Hammond issues dire warning to Trump over US tax cut plans

Chancellor Philip Hammond has raised ‘significant concerns’ with US president Donald Trump’s tax cuts plans.

In a controversial play, Hammond has joined with ministers from France, Germany, Italy and Spain in signing a letter which criticises the US tax cuts plans and warns they will have ‘a major distortive impact on international trade’, the Telegraph has reported.

Trump is on the cusp of seeing his first major legislative victory with a tax reform package that would see corporation tax cut from 35% to 20%. The reforms, which received the backing from the US senate earlier this month, would also see corporation tax cut to 12.5% for income coming from exports, the Telegraph reported.

However such policies have been seen as a threat to the international trade system, Hammond, along with other European finance ministers, said.

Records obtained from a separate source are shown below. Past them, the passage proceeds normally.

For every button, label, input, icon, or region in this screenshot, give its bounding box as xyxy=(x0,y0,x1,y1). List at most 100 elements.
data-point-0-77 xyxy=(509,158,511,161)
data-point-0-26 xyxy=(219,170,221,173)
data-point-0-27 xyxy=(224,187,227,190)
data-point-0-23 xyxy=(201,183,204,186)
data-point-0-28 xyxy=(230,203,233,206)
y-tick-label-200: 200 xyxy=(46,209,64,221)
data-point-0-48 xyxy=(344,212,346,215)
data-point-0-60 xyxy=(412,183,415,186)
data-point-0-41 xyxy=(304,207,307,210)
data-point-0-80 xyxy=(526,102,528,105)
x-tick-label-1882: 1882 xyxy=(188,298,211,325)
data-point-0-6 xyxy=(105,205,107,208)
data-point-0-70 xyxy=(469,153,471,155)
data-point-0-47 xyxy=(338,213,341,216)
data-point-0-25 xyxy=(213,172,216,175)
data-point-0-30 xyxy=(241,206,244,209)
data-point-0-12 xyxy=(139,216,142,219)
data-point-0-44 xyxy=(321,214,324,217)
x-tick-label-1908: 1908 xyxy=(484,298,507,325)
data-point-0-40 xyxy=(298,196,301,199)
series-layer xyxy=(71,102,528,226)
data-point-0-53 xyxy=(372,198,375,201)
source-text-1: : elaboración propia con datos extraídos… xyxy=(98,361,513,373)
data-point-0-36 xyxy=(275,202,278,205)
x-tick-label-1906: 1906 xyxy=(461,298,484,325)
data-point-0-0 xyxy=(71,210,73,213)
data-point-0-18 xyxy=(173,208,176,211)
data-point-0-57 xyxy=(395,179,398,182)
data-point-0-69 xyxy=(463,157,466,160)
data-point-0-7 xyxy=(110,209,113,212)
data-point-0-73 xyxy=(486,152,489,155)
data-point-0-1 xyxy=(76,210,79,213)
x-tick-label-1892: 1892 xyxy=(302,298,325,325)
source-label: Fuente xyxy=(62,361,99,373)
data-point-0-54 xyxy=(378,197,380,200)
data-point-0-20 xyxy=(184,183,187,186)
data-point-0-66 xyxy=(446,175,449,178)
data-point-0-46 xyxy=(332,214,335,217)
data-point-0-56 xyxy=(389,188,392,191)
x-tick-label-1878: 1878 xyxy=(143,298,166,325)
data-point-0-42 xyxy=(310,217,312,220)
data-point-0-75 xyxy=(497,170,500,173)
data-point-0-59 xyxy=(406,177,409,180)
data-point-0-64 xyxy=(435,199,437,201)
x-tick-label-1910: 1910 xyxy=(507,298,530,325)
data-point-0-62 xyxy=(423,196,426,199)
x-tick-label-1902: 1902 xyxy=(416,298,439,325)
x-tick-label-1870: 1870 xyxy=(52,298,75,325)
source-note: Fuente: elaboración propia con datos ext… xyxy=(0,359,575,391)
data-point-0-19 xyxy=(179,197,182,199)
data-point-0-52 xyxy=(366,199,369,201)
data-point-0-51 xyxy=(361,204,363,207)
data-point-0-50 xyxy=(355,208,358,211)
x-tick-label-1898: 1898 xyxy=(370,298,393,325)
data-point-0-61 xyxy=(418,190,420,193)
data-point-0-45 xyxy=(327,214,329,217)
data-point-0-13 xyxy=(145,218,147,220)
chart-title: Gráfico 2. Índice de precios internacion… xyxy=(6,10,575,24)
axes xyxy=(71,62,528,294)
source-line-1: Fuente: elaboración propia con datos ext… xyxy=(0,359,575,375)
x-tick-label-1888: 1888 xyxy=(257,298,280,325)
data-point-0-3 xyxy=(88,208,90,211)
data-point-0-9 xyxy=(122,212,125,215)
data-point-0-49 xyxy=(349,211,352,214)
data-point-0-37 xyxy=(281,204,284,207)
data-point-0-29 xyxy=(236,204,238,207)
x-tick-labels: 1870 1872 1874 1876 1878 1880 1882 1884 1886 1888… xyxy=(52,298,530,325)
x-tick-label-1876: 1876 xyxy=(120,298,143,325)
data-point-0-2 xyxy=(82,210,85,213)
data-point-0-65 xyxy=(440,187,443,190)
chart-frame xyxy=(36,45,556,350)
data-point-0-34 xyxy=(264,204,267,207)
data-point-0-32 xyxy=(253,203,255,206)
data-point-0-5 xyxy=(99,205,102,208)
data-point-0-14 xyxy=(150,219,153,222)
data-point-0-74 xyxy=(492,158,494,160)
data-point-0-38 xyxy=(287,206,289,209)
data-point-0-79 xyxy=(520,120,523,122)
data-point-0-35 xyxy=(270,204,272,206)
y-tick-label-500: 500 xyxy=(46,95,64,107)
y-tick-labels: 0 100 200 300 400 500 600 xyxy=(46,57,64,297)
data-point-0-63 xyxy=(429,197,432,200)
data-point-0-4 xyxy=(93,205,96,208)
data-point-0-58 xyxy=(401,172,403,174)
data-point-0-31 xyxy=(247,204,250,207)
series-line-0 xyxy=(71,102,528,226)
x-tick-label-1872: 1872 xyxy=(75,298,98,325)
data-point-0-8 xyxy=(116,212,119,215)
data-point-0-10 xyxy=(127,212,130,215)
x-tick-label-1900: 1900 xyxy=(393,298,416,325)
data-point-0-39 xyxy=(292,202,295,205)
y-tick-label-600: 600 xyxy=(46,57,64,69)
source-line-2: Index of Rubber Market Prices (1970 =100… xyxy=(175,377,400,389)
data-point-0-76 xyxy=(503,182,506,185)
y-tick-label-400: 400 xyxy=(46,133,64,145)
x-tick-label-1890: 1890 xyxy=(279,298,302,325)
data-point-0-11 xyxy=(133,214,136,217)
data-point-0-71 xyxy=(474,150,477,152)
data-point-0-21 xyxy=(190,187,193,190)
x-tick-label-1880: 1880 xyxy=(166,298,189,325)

‘It is important that the US government’s rights over domestic tax policy be exercised in a way that adheres with international obligations to which it has signed up,’ the letter seen by the Telegraph said.

‘The inclusion of certain less conventional international tax provisions could contravene the US’s double taxation treaties and may risk having a major distortive impact on international trade. We would therefore like to draw your attention to some features of the proposals being discussed that cause significant concerns from a European perspective.’

The US tax plans would go against World Trade Organisation (WTO) rules which prohibit nations from introducing incentives which make imports more expensive, the Treasury believes.

Despite this letter which could further destabilise US-UK relations, Woody Johnson, US ambassador to the UK, told the BBC this morning he doesn’t think Trump will cancel a planned UK visit in early 2018.

A US Treasury spokesman told the Telegraph: ‘We appreciate the views of the finance ministers. We are closely working with Congress as they finalise the legislation through the conference process.’